About Women Crush Wednesday: I love having the chance to interview different people on both of my shows, from up and coming entrepreneurs to kids across the world doing amazing things for the world. I frequently come across people that I’d love to interview but don’t necessarily have the time to interview, or we can’t match up our schedules, so I wanted to start a new weekly profile on Life Unfiltered to bring attention to even more people in the world making an impact.
This week, I’m highlighting Ban.do founder Jen Gotch. Ban.do is the go-to platform for everything relating to quirky designs, founded by Jen Gotch. In honor of Mental Health Awareness Month, Jen launched two necklaces called anxiety and depression to bring more attention to mental health. Besides her obvious interest in bringing attention to mental health, Jen’s podcast and social media showcase her authentic and truly down to Earth self. We adore you, Jen! Thanks so much for answering these questions about being fearless.
1. You’re already taking over the world, was this your goal from the beginning?
Oh man, world domination actually sounds pretty daunting…but I’m happy to leave my mark.

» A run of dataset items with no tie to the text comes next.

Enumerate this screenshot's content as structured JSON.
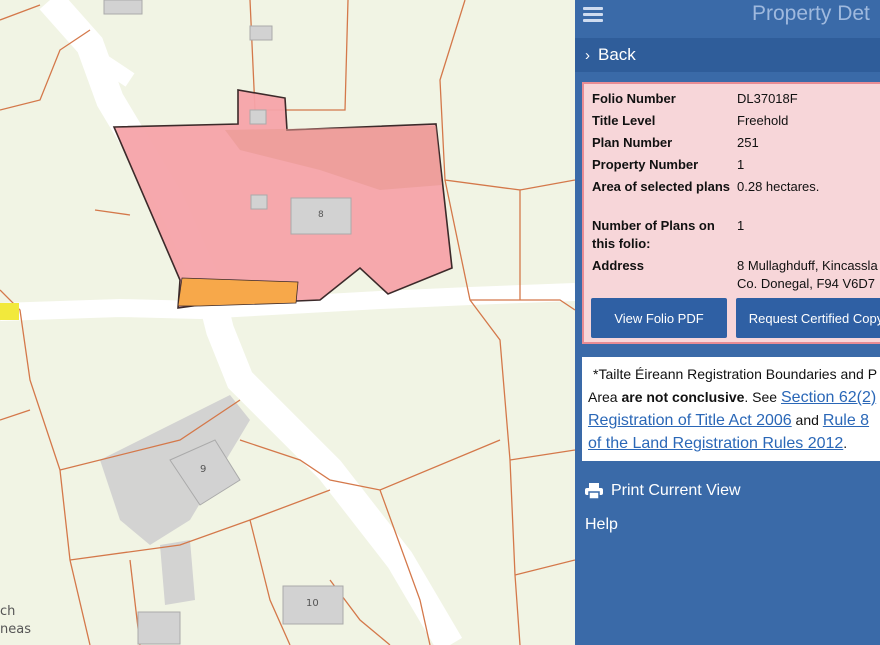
{
  "map": {
    "parcel_labels": [
      "8",
      "9",
      "10"
    ],
    "corner_text": [
      "ch",
      "neas"
    ],
    "colors": {
      "background": "#f1f4e4",
      "road": "#ffffff",
      "boundary": "#d4784a",
      "selected_fill": "#f6a3a9",
      "selected_outline": "#3c2a2a",
      "orange_strip": "#f7a84a",
      "yellow_marker": "#f2e93c",
      "building": "#c9c9c9"
    }
  },
  "panel": {
    "title": "Property Det",
    "back_label": "Back",
    "details": [
      {
        "key": "Folio Number",
        "value": "DL37018F"
      },
      {
        "key": "Title Level",
        "value": "Freehold"
      },
      {
        "key": "Plan Number",
        "value": "251"
      },
      {
        "key": "Property Number",
        "value": "1"
      },
      {
        "key": "Area of selected plans",
        "value": "0.28 hectares."
      },
      {
        "key": "Number of Plans on this folio:",
        "value": "1"
      },
      {
        "key": "Address",
        "value": "8 Mullaghduff, Kincassla Co. Donegal, F94 V6D7"
      }
    ],
    "buttons": {
      "view_pdf": "View Folio PDF",
      "certified_copy": "Request Certified Copy"
    },
    "notice": {
      "line1": "*Tailte Éireann Registration Boundaries and P",
      "line2_pre": "Area ",
      "line2_bold": "are not conclusive",
      "line2_post": ". See ",
      "link1": "Section 62(2)",
      "link2": "Registration of Title Act 2006",
      "and_text": " and ",
      "link3": "Rule 8",
      "link4": "of the Land Registration Rules 2012",
      "end": "."
    },
    "print_label": "Print Current View",
    "help_label": "Help"
  }
}
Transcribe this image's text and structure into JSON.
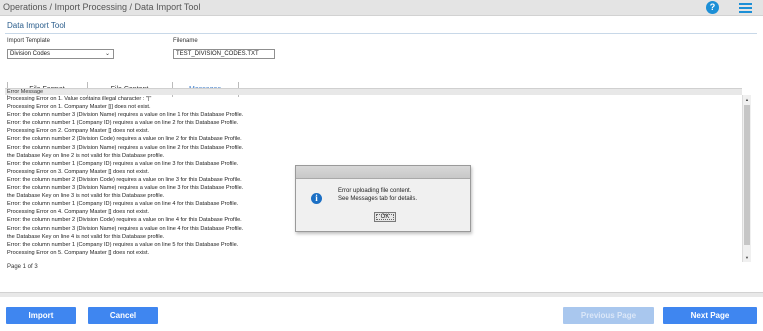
{
  "breadcrumb": "Operations / Import Processing / Data Import Tool",
  "panel_title": "Data Import Tool",
  "form": {
    "import_template_label": "Import Template",
    "import_template_value": "Division Codes",
    "filename_label": "Filename",
    "filename_value": "TEST_DIVISION_CODES.TXT"
  },
  "tabs": [
    {
      "label": "File Format"
    },
    {
      "label": "File Content"
    },
    {
      "label": "Messages"
    }
  ],
  "grid": {
    "column_header": "Error Message",
    "messages": [
      "Processing Error on 1. Value contains illegal character : \"|\"",
      "Processing Error on 1. Company Master [|] does not exist.",
      "Error: the column number 3 (Division Name) requires a value on line 1 for this Database Profile.",
      "Error: the column number 1 (Company ID) requires a value on line 2 for this Database Profile.",
      "Processing Error on 2. Company Master [] does not exist.",
      "Error: the column number 2 (Division Code) requires a value on line 2 for this Database Profile.",
      "Error: the column number 3 (Division Name) requires a value on line 2 for this Database Profile.",
      "the Database Key on line 2 is not valid for this Database profile.",
      "Error: the column number 1 (Company ID) requires a value on line 3 for this Database Profile.",
      "Processing Error on 3. Company Master [] does not exist.",
      "Error: the column number 2 (Division Code) requires a value on line 3 for this Database Profile.",
      "Error: the column number 3 (Division Name) requires a value on line 3 for this Database Profile.",
      "the Database Key on line 3 is not valid for this Database profile.",
      "Error: the column number 1 (Company ID) requires a value on line 4 for this Database Profile.",
      "Processing Error on 4. Company Master [] does not exist.",
      "Error: the column number 2 (Division Code) requires a value on line 4 for this Database Profile.",
      "Error: the column number 3 (Division Name) requires a value on line 4 for this Database Profile.",
      "the Database Key on line 4 is not valid for this Database profile.",
      "Error: the column number 1 (Company ID) requires a value on line 5 for this Database Profile.",
      "Processing Error on 5. Company Master [] does not exist."
    ]
  },
  "pagination": "Page 1 of 3",
  "dialog": {
    "line1": "Error uploading file content.",
    "line2": "See Messages tab for details.",
    "ok_label": "OK"
  },
  "buttons": {
    "import": "Import",
    "cancel": "Cancel",
    "previous_page": "Previous Page",
    "next_page": "Next Page"
  },
  "icons": {
    "help": "help-icon",
    "menu": "hamburger-menu-icon",
    "info": "info-icon"
  },
  "colors": {
    "accent": "#3f86f0",
    "help_icon": "#1c8fd6",
    "active_tab": "#3d7cc9"
  }
}
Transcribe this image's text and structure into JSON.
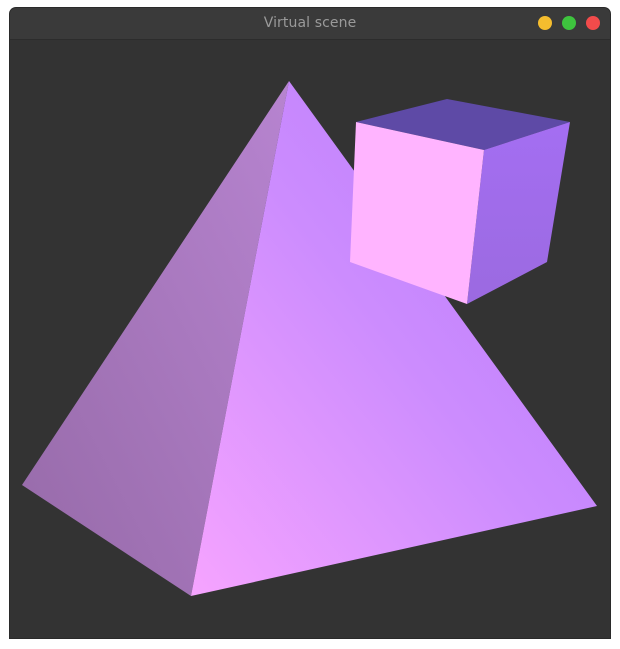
{
  "window": {
    "title": "Virtual scene",
    "background": "#333333",
    "titlebar_background": "#3a3a3a"
  },
  "controls": {
    "minimize_color": "#f5bd2e",
    "maximize_color": "#3ec43e",
    "close_color": "#f24b4b"
  },
  "scene": {
    "objects": [
      "pyramid",
      "cube"
    ],
    "pyramid_colors": {
      "left_face_light": "#b784d0",
      "left_face_dark": "#966aa8",
      "front_face_light": "#f6a4ff",
      "front_face_mid": "#cc8cfe",
      "front_face_dark": "#b478fa"
    },
    "cube_colors": {
      "front_face": "#ffb4ff",
      "top_face": "#5e4aa6",
      "right_face_light": "#a46ef2",
      "right_face_dark": "#9b6ae0"
    }
  }
}
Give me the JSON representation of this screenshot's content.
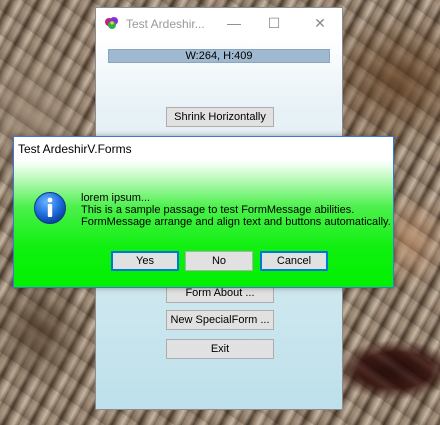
{
  "main_window": {
    "title": "Test Ardeshir...",
    "size_label": "W:264, H:409",
    "buttons": {
      "shrink": "Shrink Horizontally",
      "about": "Form About ...",
      "special": "New SpecialForm ...",
      "exit": "Exit"
    },
    "controls": {
      "minimize": "—",
      "maximize": "☐",
      "close": "✕"
    }
  },
  "dialog": {
    "title": "Test ArdeshirV.Forms",
    "message_lines": [
      "lorem ipsum...",
      "This is a sample passage to test FormMessage abilities.",
      "FormMessage arrange and align text and buttons automatically."
    ],
    "buttons": {
      "yes": "Yes",
      "no": "No",
      "cancel": "Cancel"
    },
    "icon": "information-icon"
  },
  "colors": {
    "dialog_gradient_end": "#00f000",
    "focus_border": "#0078d7",
    "size_label_bg": "#9fbad0",
    "main_window_bottom": "#bde0eb"
  }
}
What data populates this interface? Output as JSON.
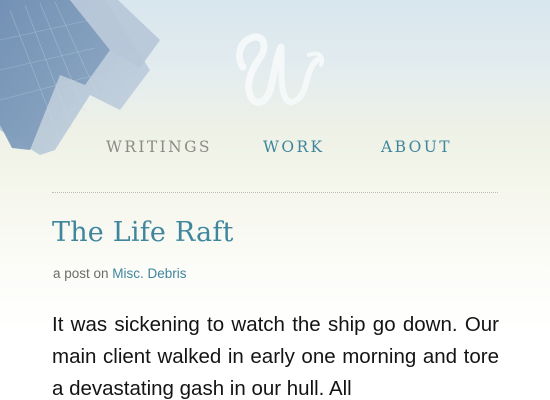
{
  "nav": {
    "items": [
      {
        "label": "WRITINGS"
      },
      {
        "label": "WORK"
      },
      {
        "label": "ABOUT"
      }
    ]
  },
  "post": {
    "title": "The Life Raft",
    "meta_prefix": "a post on ",
    "category": "Misc. Debris",
    "body": "It was sickening to watch the ship go down. Our main client walked in early one morning and tore a devastating gash in our hull. All"
  },
  "colors": {
    "accent": "#3f869d",
    "nav_inactive": "#8b8c83",
    "body_text": "#141414"
  },
  "icons": {
    "logo": "script-w-logo-icon",
    "background": "skyscrapers-illustration"
  }
}
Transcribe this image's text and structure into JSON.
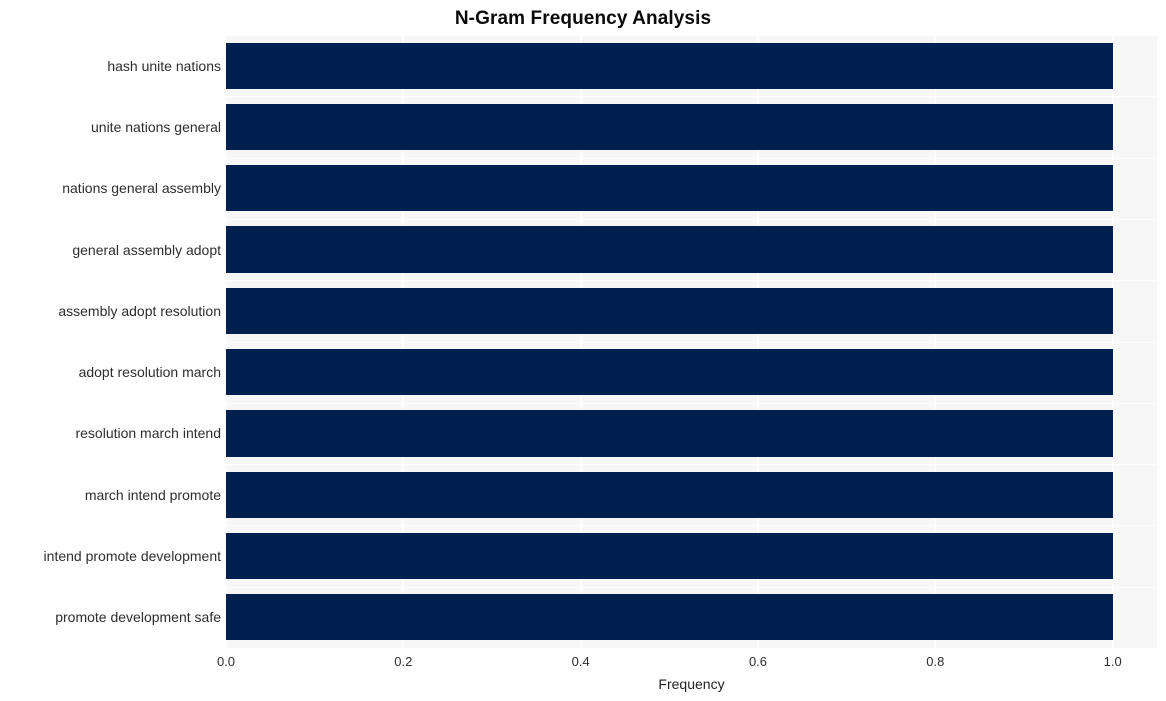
{
  "chart_data": {
    "type": "bar",
    "orientation": "horizontal",
    "title": "N-Gram Frequency Analysis",
    "xlabel": "Frequency",
    "ylabel": "",
    "categories": [
      "hash unite nations",
      "unite nations general",
      "nations general assembly",
      "general assembly adopt",
      "assembly adopt resolution",
      "adopt resolution march",
      "resolution march intend",
      "march intend promote",
      "intend promote development",
      "promote development safe"
    ],
    "values": [
      1.0,
      1.0,
      1.0,
      1.0,
      1.0,
      1.0,
      1.0,
      1.0,
      1.0,
      1.0
    ],
    "xlim": [
      0.0,
      1.05
    ],
    "xticks": [
      "0.0",
      "0.2",
      "0.4",
      "0.6",
      "0.8",
      "1.0"
    ],
    "xtick_values": [
      0.0,
      0.2,
      0.4,
      0.6,
      0.8,
      1.0
    ],
    "grid": true,
    "legend": null,
    "bar_color": "#002050",
    "plot_background": "#f7f7f7",
    "figure_background": "#ffffff",
    "gridline_color": "#fdfdfd"
  }
}
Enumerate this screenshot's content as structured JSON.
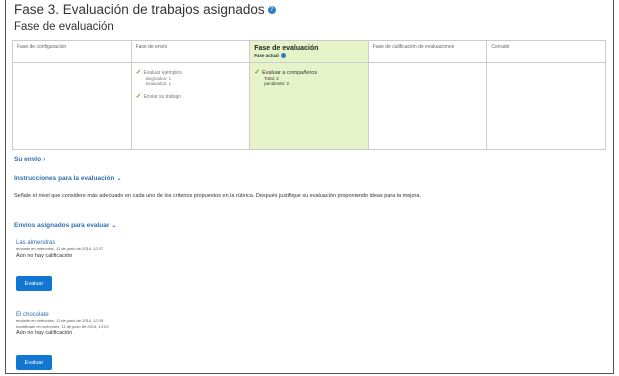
{
  "page": {
    "title": "Fase 3. Evaluación de trabajos asignados",
    "subtitle": "Fase de evaluación"
  },
  "phases": [
    {
      "label": "Fase de configuración",
      "tasks": []
    },
    {
      "label": "Fase de envío",
      "tasks": [
        {
          "label": "Evaluar ejemplos",
          "info1": "asignados: 1",
          "info2": "evaluados: 1"
        },
        {
          "label": "Enviar su trabajo"
        }
      ]
    },
    {
      "label": "Fase de evaluación",
      "current_label": "Fase actual",
      "active": true,
      "tasks": [
        {
          "label": "Evaluar a compañeros",
          "info1": "Total: 2",
          "info2": "pendiente: 2"
        }
      ]
    },
    {
      "label": "Fase de calificación de evaluaciones",
      "tasks": []
    },
    {
      "label": "Cerrado",
      "tasks": []
    }
  ],
  "sections": {
    "su_envio": "Su envío",
    "instrucciones": "Instrucciones para la evaluación",
    "instrucciones_text": "Señale el nivel que considere más adecuado en cada uno de los criterios propuestos en la rúbrica. Después justifique su evaluación proponiendo ideas para la mejora.",
    "envios": "Envíos asignados para evaluar"
  },
  "submissions": [
    {
      "title": "Las almendras",
      "meta1": "enviado en miércoles, 11 de junio de 2014, 12:37",
      "meta2": "",
      "grade": "Aún no hay calificación",
      "button": "Evaluar"
    },
    {
      "title": "El chocolate",
      "meta1": "enviado en miércoles, 11 de junio de 2014, 12:39",
      "meta2": "modificado en miércoles, 11 de junio de 2014, 13:03",
      "grade": "Aún no hay calificación",
      "button": "Evaluar"
    }
  ],
  "icons": {
    "help": "help-icon",
    "check": "check-icon",
    "current": "current-phase-dot-icon",
    "chevron": "chevron-icon"
  },
  "colors": {
    "accent": "#2f6fae",
    "active_phase": "#e6f2c8",
    "button": "#1177d1",
    "check": "#6aa32a"
  }
}
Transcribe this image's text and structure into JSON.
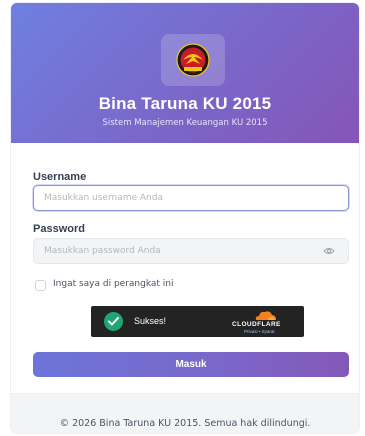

2. What’s the most unexpected thing people wouldn’t think about being an entrepreneur?
That success does not come quickly. It does not come without patience and hard work and big sacrifices, personally and professionally. But every road block or failure is a gift and should be viewed that way. Sometimes it takes a little time and distance to be able to do that, but when I look back at things that from most people’s standpoints would be viewed as a “failure,” I feel like they’ve always given me something that’s really valuable. We’re just trained to think of failure to be something to be really afraid of, but I wouldn’t be where I am today if everything had just worked out.
3. You said in another interview that “Knowing I can affect people’s lives just through my phone which is pretty fucking insane.” How do you think social media is positively/negatively affecting young people?
I think social media has its pitfalls, and we should all evaluate how it affects us – and how we can use it in a way that uplifts us and others. But it’s also been such an amazing way for me to openly discuss my mental health issues in an effort to remove the stigmas around them and help others feel less alone.
4. What advice would you give your 16-year-old self?
I would say, “Jen, spend more time getting to know yourself and understanding your emotions and less time worrying about some guy that in the end, won’t make a difference. Learn to be kind and loving towards yourself and work towards self acceptance. Also, everything you think you know, you don’t. Everything you think is important, it’s not. You’re just getting started. So go, do, get out there. Fear is just an idea, it’s not real – unless of course we are talking about being chased by a giant grizzly bear or something, in which case that is very real and, um, RUNNNNNNNN!”
5. For aspiring entrepreneurs out there, what one piece of advice do you have for overcoming the fear of putting their idea out in the world?
For me, it’s all about cultivating your emotional intelligence and resilience – that is the key to personal and professional success. If you have emotional intelligence, then you understand people and situations and yourself. That has been my most useful tool. Being resilient allowed me to get knocked down, pick myself back up, learn from the pain, and move forward.